Brian Yao said:What are the reasons behind the different microstructures of steel at different temperatures? I don't understand why steel at high temperatures (austenite phase) would favor an FCC crystal structure while steel at lower temperature (ferrite) would favor a BCC crystal structure.
Okay I understand that carbon in Fe strengthens the metal by creating distortions within the lattice but I don't understand how temperature plays a role in determining the preferred crystal structure.drvrm said:carbon in small quantities is added to iron and one can get steel.
the size of carbon atoms is less than the spacing between iron atoms so it goes in and forms a solid solution-thus deforming the structure of iron.
The iron-carbon equilibrium diagram (phase diagram) is a plot of transformation of iron with respect to carbon content and temperature.
this admixture of carbon leads to several changes in its properties -stress bearing and ductileness etc.
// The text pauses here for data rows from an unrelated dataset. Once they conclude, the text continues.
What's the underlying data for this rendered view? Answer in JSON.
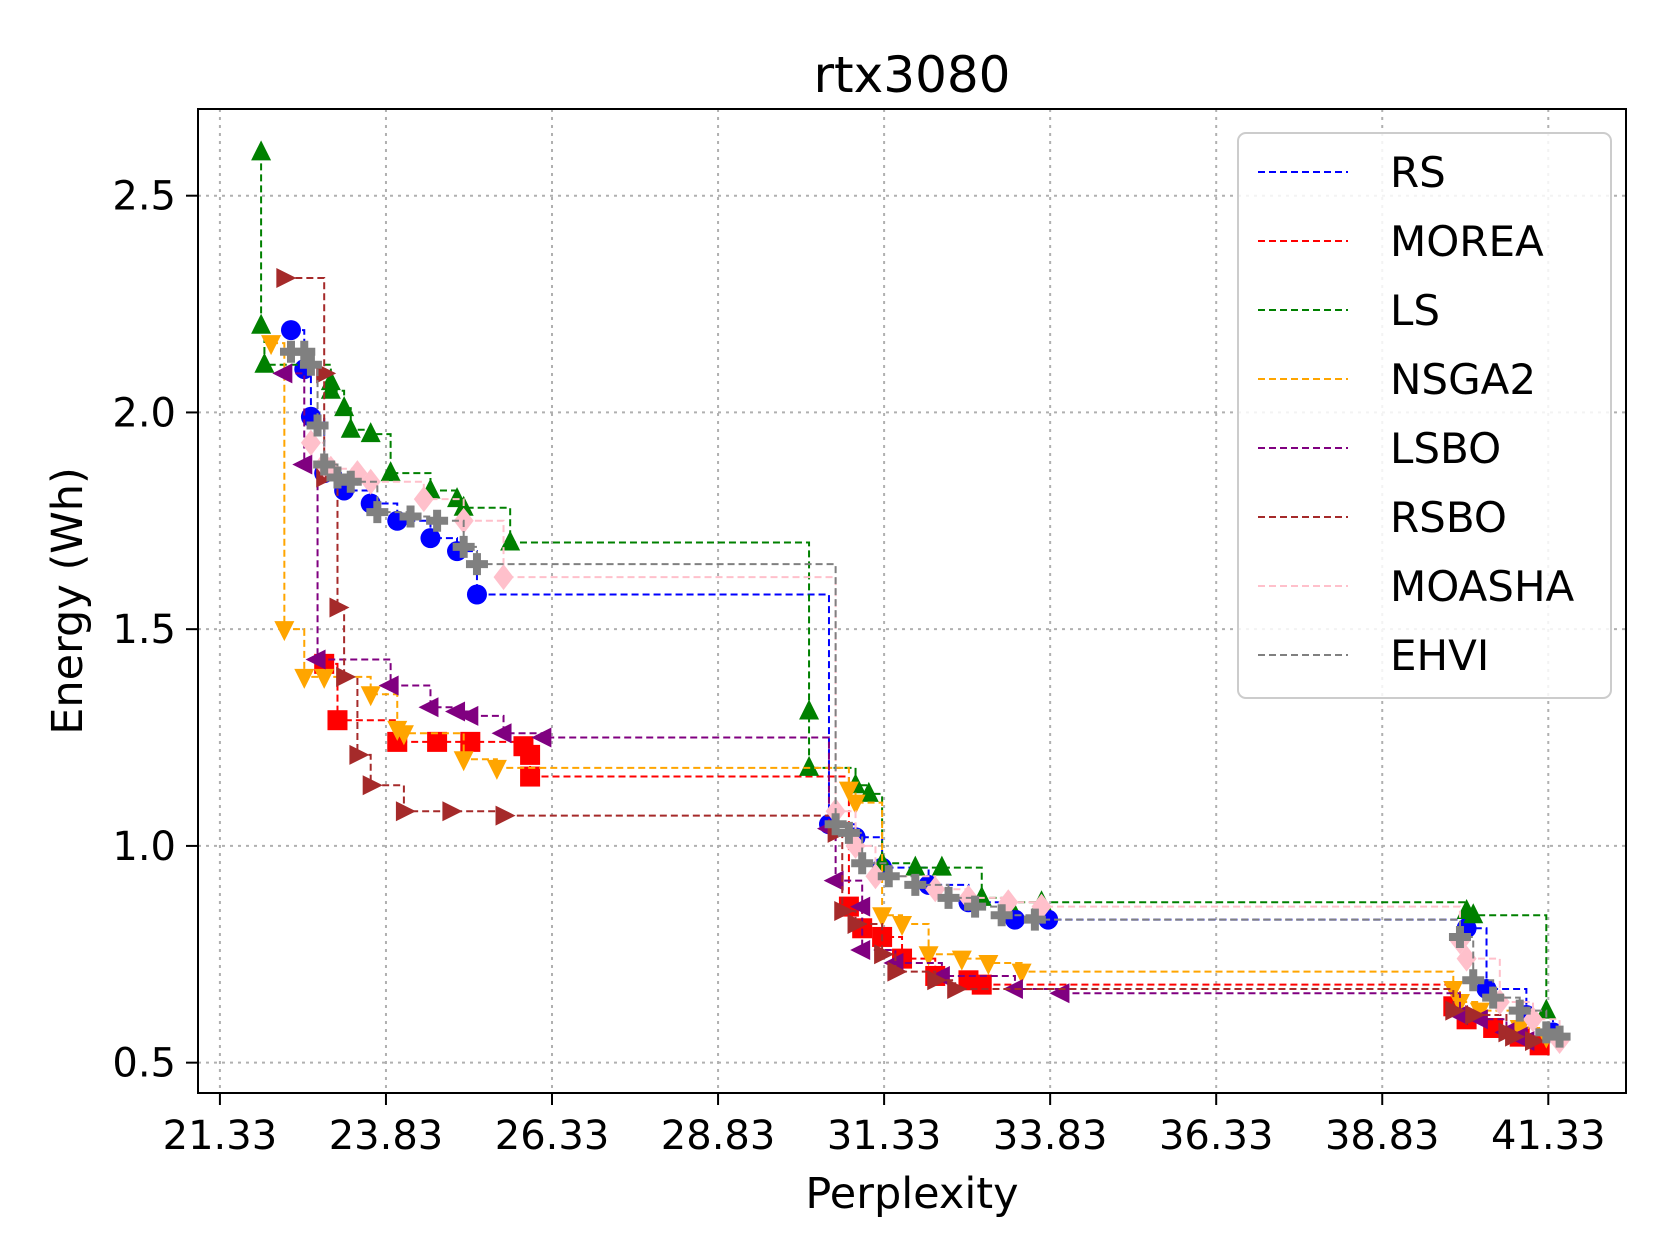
{
  "chart_data": {
    "type": "scatter",
    "title": "rtx3080",
    "xlabel": "Perplexity",
    "ylabel": "Energy (Wh)",
    "xlim": [
      21.0,
      42.5
    ],
    "ylim": [
      0.43,
      2.7
    ],
    "xticks": [
      21.33,
      23.83,
      26.33,
      28.83,
      31.33,
      33.83,
      36.33,
      38.83,
      41.33
    ],
    "xtick_labels": [
      "21.33",
      "23.83",
      "26.33",
      "28.83",
      "31.33",
      "33.83",
      "36.33",
      "38.83",
      "41.33"
    ],
    "yticks": [
      0.5,
      1.0,
      1.5,
      2.0,
      2.5
    ],
    "ytick_labels": [
      "0.5",
      "1.0",
      "1.5",
      "2.0",
      "2.5"
    ],
    "grid": true,
    "legend_position": "top-right",
    "series": [
      {
        "name": "RS",
        "color": "#0000ff",
        "marker": "circle",
        "points": [
          [
            22.4,
            2.19
          ],
          [
            22.6,
            2.1
          ],
          [
            22.7,
            1.99
          ],
          [
            22.9,
            1.86
          ],
          [
            23.2,
            1.82
          ],
          [
            23.6,
            1.79
          ],
          [
            24.0,
            1.75
          ],
          [
            24.5,
            1.71
          ],
          [
            24.9,
            1.68
          ],
          [
            25.2,
            1.58
          ],
          [
            30.5,
            1.05
          ],
          [
            30.9,
            1.02
          ],
          [
            31.3,
            0.95
          ],
          [
            32.0,
            0.91
          ],
          [
            32.6,
            0.87
          ],
          [
            33.3,
            0.83
          ],
          [
            33.8,
            0.83
          ],
          [
            40.1,
            0.81
          ],
          [
            40.4,
            0.67
          ],
          [
            41.0,
            0.61
          ],
          [
            41.4,
            0.57
          ]
        ]
      },
      {
        "name": "MOREA",
        "color": "#ff0000",
        "marker": "square",
        "points": [
          [
            22.9,
            1.42
          ],
          [
            23.1,
            1.29
          ],
          [
            24.0,
            1.24
          ],
          [
            24.6,
            1.24
          ],
          [
            25.1,
            1.24
          ],
          [
            25.9,
            1.23
          ],
          [
            26.0,
            1.21
          ],
          [
            26.0,
            1.16
          ],
          [
            30.8,
            0.86
          ],
          [
            31.0,
            0.81
          ],
          [
            31.3,
            0.79
          ],
          [
            31.6,
            0.74
          ],
          [
            32.1,
            0.7
          ],
          [
            32.6,
            0.69
          ],
          [
            32.8,
            0.68
          ],
          [
            39.9,
            0.63
          ],
          [
            40.1,
            0.6
          ],
          [
            40.5,
            0.58
          ],
          [
            40.9,
            0.56
          ],
          [
            41.2,
            0.54
          ]
        ]
      },
      {
        "name": "LS",
        "color": "#008000",
        "marker": "triangle-up",
        "points": [
          [
            21.95,
            2.6
          ],
          [
            21.95,
            2.2
          ],
          [
            22.0,
            2.11
          ],
          [
            23.0,
            2.07
          ],
          [
            23.0,
            2.05
          ],
          [
            23.2,
            2.01
          ],
          [
            23.3,
            1.96
          ],
          [
            23.6,
            1.95
          ],
          [
            23.9,
            1.86
          ],
          [
            24.5,
            1.82
          ],
          [
            24.9,
            1.8
          ],
          [
            25.0,
            1.78
          ],
          [
            25.7,
            1.7
          ],
          [
            30.2,
            1.31
          ],
          [
            30.2,
            1.18
          ],
          [
            30.9,
            1.14
          ],
          [
            31.1,
            1.12
          ],
          [
            31.3,
            0.96
          ],
          [
            31.8,
            0.95
          ],
          [
            32.2,
            0.95
          ],
          [
            32.8,
            0.88
          ],
          [
            33.2,
            0.87
          ],
          [
            33.7,
            0.87
          ],
          [
            40.1,
            0.85
          ],
          [
            40.2,
            0.84
          ],
          [
            41.3,
            0.62
          ]
        ]
      },
      {
        "name": "NSGA2",
        "color": "#ffa500",
        "marker": "triangle-down",
        "points": [
          [
            22.1,
            2.16
          ],
          [
            22.3,
            1.5
          ],
          [
            22.6,
            1.39
          ],
          [
            22.9,
            1.39
          ],
          [
            23.6,
            1.35
          ],
          [
            24.0,
            1.27
          ],
          [
            24.1,
            1.26
          ],
          [
            25.0,
            1.2
          ],
          [
            25.5,
            1.18
          ],
          [
            30.8,
            1.13
          ],
          [
            30.9,
            1.1
          ],
          [
            31.3,
            0.84
          ],
          [
            31.6,
            0.82
          ],
          [
            32.0,
            0.75
          ],
          [
            32.5,
            0.74
          ],
          [
            32.9,
            0.73
          ],
          [
            33.4,
            0.71
          ],
          [
            39.9,
            0.67
          ],
          [
            40.0,
            0.64
          ],
          [
            40.3,
            0.62
          ],
          [
            40.9,
            0.58
          ],
          [
            41.3,
            0.56
          ]
        ]
      },
      {
        "name": "LSBO",
        "color": "#800080",
        "marker": "triangle-left",
        "points": [
          [
            22.3,
            2.09
          ],
          [
            22.6,
            1.88
          ],
          [
            22.8,
            1.43
          ],
          [
            23.9,
            1.37
          ],
          [
            24.5,
            1.32
          ],
          [
            24.9,
            1.31
          ],
          [
            25.1,
            1.3
          ],
          [
            25.6,
            1.26
          ],
          [
            26.2,
            1.25
          ],
          [
            30.5,
            1.04
          ],
          [
            30.6,
            0.92
          ],
          [
            31.0,
            0.86
          ],
          [
            31.0,
            0.76
          ],
          [
            31.5,
            0.73
          ],
          [
            32.2,
            0.7
          ],
          [
            33.3,
            0.67
          ],
          [
            34.0,
            0.66
          ],
          [
            40.0,
            0.61
          ],
          [
            40.3,
            0.6
          ],
          [
            40.7,
            0.57
          ],
          [
            40.9,
            0.56
          ],
          [
            41.0,
            0.55
          ]
        ]
      },
      {
        "name": "RSBO",
        "color": "#a52a2a",
        "marker": "triangle-right",
        "points": [
          [
            22.3,
            2.31
          ],
          [
            22.9,
            2.09
          ],
          [
            22.9,
            1.85
          ],
          [
            23.1,
            1.55
          ],
          [
            23.2,
            1.39
          ],
          [
            23.4,
            1.21
          ],
          [
            23.6,
            1.14
          ],
          [
            24.1,
            1.08
          ],
          [
            24.8,
            1.08
          ],
          [
            25.6,
            1.07
          ],
          [
            30.6,
            1.03
          ],
          [
            30.7,
            0.85
          ],
          [
            30.9,
            0.82
          ],
          [
            31.3,
            0.75
          ],
          [
            31.5,
            0.71
          ],
          [
            32.1,
            0.69
          ],
          [
            32.4,
            0.67
          ],
          [
            39.9,
            0.62
          ],
          [
            40.2,
            0.61
          ],
          [
            40.7,
            0.57
          ],
          [
            40.8,
            0.56
          ],
          [
            41.1,
            0.55
          ]
        ]
      },
      {
        "name": "MOASHA",
        "color": "#ffc0cb",
        "marker": "diamond",
        "points": [
          [
            22.7,
            1.93
          ],
          [
            22.9,
            1.88
          ],
          [
            23.0,
            1.87
          ],
          [
            23.4,
            1.86
          ],
          [
            23.6,
            1.84
          ],
          [
            24.4,
            1.8
          ],
          [
            25.0,
            1.75
          ],
          [
            25.6,
            1.62
          ],
          [
            30.6,
            1.08
          ],
          [
            30.9,
            1.0
          ],
          [
            31.2,
            0.93
          ],
          [
            32.1,
            0.9
          ],
          [
            32.6,
            0.88
          ],
          [
            33.2,
            0.87
          ],
          [
            33.7,
            0.86
          ],
          [
            40.0,
            0.78
          ],
          [
            40.1,
            0.74
          ],
          [
            40.6,
            0.64
          ],
          [
            41.1,
            0.6
          ],
          [
            41.5,
            0.55
          ]
        ]
      },
      {
        "name": "EHVI",
        "color": "#808080",
        "marker": "plus",
        "points": [
          [
            22.4,
            2.14
          ],
          [
            22.6,
            2.14
          ],
          [
            22.7,
            2.11
          ],
          [
            22.8,
            1.97
          ],
          [
            22.9,
            1.88
          ],
          [
            23.1,
            1.85
          ],
          [
            23.3,
            1.84
          ],
          [
            23.7,
            1.77
          ],
          [
            24.2,
            1.76
          ],
          [
            24.6,
            1.75
          ],
          [
            25.0,
            1.69
          ],
          [
            25.2,
            1.65
          ],
          [
            30.6,
            1.05
          ],
          [
            30.8,
            1.03
          ],
          [
            31.0,
            0.96
          ],
          [
            31.4,
            0.93
          ],
          [
            31.8,
            0.91
          ],
          [
            32.3,
            0.88
          ],
          [
            32.7,
            0.86
          ],
          [
            33.1,
            0.84
          ],
          [
            33.6,
            0.83
          ],
          [
            40.0,
            0.79
          ],
          [
            40.2,
            0.69
          ],
          [
            40.5,
            0.65
          ],
          [
            40.9,
            0.62
          ],
          [
            41.3,
            0.57
          ],
          [
            41.5,
            0.56
          ]
        ]
      }
    ]
  }
}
If one observes the metallurgy of steel in detail related to its various phases your question can be handled-
its better you see a site which handles your querry...
ref; <http://nptel.ac.in/courses/105106112/1_introduction/2_metallurgy_of_steel.pdf>
BCC (body-centered cubic) and FCC (face-centered cubic) are two different types of crystal structures that can exist in steel. In BCC, the atoms are arranged in a cubic lattice with one atom at each corner and one in the center of the cube. In FCC, the atoms are arranged in a similar cubic lattice, but with one atom at each corner and one in the center of each face. This results in a more tightly packed structure in FCC compared to BCC.
FCC is the preferred crystal structure for most types of steel. This is because it has a higher density and therefore provides better strength and ductility. However, BCC is also commonly found in some steels, such as low-carbon and high-alloy steels.
The crystal structure of steel has a significant impact on its mechanical properties. FCC steel tends to have higher strength and ductility, making it more suitable for applications that require these properties. BCC steel, on the other hand, is more brittle but can tolerate higher temperatures, making it suitable for high-temperature applications.
Yes, the crystal structure of steel can be changed through heat treatment processes. For example, heating and quenching can result in a transformation from BCC to FCC structure, while slow cooling can result in the opposite transformation from FCC to BCC. This allows for the manipulation of steel's mechanical properties for different applications.
The preferred crystal structure in steel is determined by factors such as composition, temperature, and cooling rate during the steel's formation. Generally, lower carbon content, higher temperatures, and slower cooling rates favor the formation of FCC structure, while higher carbon content, lower temperatures, and faster cooling rates favor BCC structure.